Hanna, It seems they don't use many utensils but the ones used are unique. Thanks for your comment.

Darlene, I'm so glad you liked the hub. Thanks so much for your comments girlfriend.

Darlene Sabella from Hello, my name is Toast and Jam, I live in the forest with my dog named Sam ... on June 23, 2010:

Great hub, with your extra special touch of the eastern flare. Your hubs are always so excellent and I love the title of this piece. Hugs your fan

sheila b. on June 23, 2010:

I love ginger, so the beef with ginger and green beans sounds wonderful. Luckily there's a really good Chinese restaurant near-by. Oops, that's not the idea, is it? Actually, I like cooking Chinese because I enjoy all of the dicing and slicing. Your pictures were good for showing the various ways.

HealthyHanna from Utah on June 23, 2010:

Ohhhhhhhh, These look so good. I love Chinese cooking. It is quick and easy when you learn where to buy ingredients. I wish I had better utensils however.

Sandy Mertens from Wisconsin, USA on June 23, 2010:

Thank you for theses recipes. I love Chinese food.

Pamela Oglesby (author) from Sunny Florida on June 23, 2010:

POP, I love Chinese food also. Thanks for your comment and I hope you make some great Chinese food.

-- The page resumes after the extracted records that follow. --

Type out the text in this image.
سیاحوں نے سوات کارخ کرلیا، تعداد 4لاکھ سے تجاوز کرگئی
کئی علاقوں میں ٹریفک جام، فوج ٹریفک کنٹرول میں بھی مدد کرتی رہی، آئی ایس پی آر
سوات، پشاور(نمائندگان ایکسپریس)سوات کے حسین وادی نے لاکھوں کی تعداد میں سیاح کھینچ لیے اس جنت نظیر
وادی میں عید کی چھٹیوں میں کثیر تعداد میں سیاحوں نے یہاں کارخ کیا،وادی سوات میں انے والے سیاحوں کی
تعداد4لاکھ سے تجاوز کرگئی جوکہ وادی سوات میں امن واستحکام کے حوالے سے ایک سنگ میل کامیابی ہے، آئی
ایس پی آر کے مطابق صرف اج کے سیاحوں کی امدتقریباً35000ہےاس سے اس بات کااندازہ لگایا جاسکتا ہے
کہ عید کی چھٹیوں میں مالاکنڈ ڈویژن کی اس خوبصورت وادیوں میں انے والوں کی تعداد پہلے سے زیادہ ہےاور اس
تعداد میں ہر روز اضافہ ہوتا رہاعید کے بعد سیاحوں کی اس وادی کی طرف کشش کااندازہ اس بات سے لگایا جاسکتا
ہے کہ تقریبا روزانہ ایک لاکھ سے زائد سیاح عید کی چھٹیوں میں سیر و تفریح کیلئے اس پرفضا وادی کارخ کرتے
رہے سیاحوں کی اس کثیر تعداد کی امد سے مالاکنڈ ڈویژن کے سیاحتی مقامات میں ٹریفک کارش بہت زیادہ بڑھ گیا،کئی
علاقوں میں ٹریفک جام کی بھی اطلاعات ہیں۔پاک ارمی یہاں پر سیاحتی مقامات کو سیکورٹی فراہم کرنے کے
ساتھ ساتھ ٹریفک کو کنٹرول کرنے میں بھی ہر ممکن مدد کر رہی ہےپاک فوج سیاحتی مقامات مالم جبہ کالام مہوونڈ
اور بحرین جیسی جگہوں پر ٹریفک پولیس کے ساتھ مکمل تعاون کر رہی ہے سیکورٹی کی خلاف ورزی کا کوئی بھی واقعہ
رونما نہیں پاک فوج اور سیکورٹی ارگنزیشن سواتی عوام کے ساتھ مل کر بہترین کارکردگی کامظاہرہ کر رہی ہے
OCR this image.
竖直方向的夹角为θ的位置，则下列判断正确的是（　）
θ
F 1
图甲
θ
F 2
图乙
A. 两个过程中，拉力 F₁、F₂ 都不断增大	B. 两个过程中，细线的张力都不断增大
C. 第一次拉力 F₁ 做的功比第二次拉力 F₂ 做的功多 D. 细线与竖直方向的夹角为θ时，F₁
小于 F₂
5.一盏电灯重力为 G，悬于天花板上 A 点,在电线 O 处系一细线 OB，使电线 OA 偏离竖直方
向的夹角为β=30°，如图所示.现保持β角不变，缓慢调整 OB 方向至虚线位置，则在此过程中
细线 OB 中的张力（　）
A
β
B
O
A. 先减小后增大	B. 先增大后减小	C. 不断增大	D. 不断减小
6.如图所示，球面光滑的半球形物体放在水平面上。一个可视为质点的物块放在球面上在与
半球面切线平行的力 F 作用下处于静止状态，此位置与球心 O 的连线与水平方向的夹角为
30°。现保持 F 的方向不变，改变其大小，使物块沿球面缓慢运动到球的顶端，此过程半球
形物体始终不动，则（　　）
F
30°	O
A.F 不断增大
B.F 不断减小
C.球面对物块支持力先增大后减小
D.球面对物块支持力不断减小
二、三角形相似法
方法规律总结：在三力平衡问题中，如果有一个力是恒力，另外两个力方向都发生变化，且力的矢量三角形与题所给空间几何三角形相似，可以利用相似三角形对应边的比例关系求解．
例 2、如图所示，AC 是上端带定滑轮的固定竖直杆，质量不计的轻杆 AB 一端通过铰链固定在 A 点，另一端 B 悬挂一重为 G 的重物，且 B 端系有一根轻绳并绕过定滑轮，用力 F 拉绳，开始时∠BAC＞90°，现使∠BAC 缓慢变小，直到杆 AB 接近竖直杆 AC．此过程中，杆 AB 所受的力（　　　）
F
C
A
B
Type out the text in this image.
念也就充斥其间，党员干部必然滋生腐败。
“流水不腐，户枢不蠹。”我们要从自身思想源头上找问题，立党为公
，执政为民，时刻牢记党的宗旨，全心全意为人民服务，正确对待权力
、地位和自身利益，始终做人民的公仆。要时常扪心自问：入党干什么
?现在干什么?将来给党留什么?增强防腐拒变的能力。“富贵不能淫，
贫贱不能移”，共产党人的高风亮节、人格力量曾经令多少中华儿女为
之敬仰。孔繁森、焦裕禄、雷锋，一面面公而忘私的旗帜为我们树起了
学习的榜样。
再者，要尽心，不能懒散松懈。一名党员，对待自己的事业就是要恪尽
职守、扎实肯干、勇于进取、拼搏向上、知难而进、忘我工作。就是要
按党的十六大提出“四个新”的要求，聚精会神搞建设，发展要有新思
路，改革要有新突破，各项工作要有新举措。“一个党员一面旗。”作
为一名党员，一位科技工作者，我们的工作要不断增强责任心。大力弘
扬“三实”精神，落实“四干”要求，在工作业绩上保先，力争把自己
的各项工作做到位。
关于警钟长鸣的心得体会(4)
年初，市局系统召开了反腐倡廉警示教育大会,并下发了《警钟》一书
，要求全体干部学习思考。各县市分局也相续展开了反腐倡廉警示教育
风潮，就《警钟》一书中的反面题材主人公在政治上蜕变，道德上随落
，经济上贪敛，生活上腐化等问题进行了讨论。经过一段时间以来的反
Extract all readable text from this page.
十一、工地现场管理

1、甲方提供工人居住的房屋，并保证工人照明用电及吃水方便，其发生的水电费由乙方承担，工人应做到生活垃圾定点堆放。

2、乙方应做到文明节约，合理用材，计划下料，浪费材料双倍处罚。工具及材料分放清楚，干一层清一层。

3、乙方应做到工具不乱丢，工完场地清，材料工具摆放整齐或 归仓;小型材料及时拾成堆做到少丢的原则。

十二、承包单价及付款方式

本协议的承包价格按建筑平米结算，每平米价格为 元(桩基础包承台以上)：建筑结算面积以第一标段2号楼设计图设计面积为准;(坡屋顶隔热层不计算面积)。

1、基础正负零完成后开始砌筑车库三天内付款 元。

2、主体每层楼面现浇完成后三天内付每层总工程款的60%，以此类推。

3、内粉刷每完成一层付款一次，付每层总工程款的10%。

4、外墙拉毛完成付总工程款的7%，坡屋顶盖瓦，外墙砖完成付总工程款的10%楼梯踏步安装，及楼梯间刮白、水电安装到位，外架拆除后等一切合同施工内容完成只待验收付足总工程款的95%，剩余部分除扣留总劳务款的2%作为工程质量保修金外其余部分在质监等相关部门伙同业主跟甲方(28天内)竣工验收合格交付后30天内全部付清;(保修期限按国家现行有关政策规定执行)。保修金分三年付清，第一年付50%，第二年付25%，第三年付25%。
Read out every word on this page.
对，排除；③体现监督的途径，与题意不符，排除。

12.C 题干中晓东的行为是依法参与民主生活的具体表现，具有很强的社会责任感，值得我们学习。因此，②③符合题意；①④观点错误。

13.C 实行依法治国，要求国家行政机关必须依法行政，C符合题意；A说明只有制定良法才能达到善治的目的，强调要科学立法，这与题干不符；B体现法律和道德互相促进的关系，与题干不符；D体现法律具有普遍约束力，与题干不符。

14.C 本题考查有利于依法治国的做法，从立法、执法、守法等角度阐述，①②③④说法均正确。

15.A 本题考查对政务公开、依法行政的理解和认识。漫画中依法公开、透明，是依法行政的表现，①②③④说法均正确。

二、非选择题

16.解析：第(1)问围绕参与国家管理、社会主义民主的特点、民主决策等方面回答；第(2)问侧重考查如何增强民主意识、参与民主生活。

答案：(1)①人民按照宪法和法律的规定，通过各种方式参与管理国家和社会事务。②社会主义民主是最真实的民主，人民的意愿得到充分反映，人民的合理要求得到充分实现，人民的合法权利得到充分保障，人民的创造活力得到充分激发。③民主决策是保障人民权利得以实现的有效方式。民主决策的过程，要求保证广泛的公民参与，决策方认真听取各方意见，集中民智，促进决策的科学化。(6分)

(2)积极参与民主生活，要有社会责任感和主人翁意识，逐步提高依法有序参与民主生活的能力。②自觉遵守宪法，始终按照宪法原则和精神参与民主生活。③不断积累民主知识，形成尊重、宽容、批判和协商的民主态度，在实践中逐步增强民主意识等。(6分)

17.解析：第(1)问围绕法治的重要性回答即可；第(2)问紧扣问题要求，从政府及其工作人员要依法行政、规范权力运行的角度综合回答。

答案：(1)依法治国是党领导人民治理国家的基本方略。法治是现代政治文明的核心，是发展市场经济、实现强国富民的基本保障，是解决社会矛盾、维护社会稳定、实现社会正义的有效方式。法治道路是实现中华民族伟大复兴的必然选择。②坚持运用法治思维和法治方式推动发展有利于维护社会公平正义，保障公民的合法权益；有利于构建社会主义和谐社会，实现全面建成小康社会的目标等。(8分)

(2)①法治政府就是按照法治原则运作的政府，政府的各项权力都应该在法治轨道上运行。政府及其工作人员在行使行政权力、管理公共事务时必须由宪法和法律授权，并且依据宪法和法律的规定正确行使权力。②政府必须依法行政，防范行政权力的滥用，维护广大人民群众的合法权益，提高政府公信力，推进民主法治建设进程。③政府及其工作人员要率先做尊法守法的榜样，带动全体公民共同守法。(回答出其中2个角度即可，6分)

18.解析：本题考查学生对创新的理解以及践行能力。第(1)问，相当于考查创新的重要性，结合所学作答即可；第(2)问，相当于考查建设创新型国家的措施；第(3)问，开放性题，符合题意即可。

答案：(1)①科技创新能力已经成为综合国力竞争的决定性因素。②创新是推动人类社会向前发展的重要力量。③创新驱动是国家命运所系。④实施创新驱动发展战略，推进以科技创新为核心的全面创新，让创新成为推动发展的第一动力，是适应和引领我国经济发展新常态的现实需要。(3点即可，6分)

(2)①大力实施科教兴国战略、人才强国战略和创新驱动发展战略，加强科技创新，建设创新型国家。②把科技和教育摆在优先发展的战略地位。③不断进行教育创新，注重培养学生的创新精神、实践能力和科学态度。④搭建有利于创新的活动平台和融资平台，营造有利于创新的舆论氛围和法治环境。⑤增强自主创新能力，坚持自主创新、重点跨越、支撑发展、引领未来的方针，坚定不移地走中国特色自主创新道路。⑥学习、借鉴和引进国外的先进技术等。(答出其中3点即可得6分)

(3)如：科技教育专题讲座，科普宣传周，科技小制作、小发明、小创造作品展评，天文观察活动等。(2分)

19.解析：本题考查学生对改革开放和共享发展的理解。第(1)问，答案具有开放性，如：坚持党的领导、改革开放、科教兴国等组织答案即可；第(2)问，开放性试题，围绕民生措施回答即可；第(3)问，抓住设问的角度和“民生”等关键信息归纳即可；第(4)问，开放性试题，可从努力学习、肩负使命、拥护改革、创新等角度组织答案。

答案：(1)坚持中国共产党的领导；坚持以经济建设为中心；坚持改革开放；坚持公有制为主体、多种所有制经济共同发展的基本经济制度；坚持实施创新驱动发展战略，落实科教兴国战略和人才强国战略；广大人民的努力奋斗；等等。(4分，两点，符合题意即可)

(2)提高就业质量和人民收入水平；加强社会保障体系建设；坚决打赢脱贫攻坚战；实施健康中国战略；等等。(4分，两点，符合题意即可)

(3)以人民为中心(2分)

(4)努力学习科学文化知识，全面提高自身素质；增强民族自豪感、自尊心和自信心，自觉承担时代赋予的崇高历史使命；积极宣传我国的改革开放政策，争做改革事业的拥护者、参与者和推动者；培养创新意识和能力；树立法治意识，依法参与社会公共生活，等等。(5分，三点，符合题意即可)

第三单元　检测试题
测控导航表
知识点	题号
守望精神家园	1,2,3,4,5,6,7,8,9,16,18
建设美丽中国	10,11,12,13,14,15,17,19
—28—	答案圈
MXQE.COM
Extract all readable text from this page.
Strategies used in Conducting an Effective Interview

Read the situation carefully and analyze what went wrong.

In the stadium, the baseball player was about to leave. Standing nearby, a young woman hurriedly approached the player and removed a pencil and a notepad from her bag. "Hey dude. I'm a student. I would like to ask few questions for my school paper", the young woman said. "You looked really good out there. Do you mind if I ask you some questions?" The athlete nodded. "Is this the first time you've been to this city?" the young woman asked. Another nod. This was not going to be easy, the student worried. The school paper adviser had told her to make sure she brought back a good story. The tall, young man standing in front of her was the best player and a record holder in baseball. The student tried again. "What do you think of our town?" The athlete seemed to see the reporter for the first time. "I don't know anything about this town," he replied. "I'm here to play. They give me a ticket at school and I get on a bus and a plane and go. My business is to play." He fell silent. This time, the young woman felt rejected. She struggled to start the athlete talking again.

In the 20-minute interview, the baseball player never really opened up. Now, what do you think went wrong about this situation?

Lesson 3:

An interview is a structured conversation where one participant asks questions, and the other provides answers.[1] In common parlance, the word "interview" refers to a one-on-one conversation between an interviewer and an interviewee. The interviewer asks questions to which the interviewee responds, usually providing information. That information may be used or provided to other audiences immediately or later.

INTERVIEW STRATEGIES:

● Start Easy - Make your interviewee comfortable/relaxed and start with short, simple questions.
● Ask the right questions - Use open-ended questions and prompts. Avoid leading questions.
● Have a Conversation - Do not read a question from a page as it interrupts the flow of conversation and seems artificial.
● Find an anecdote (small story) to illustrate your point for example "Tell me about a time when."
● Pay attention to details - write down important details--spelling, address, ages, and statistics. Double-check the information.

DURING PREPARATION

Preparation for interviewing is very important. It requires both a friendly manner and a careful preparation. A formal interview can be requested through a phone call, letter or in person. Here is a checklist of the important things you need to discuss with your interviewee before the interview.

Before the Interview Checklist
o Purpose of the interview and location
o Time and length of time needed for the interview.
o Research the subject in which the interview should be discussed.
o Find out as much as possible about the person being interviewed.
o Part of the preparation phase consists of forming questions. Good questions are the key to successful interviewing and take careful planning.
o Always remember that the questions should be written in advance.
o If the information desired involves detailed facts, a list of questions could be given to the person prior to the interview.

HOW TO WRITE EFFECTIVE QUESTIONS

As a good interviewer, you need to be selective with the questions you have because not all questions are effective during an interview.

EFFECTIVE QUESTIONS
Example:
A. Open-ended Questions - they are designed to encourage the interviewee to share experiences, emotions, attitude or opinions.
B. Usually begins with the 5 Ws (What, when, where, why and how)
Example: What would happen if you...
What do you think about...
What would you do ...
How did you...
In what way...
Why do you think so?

Pamela Oglesby (author) from Sunny Florida on June 23, 2010:

Coolmon, Thanks so much for your comments.

breakfastpop on June 23, 2010:

Great recipes, Pamela. I adore Chinese food but would prefer to cook it myself. Now I can with your help. Thanks.

Coolmon2009 from Texas, USA on June 23, 2010:

I love Chinese food, and I enjoyed reading your article. Well done and thumbs up. I will tweet this one.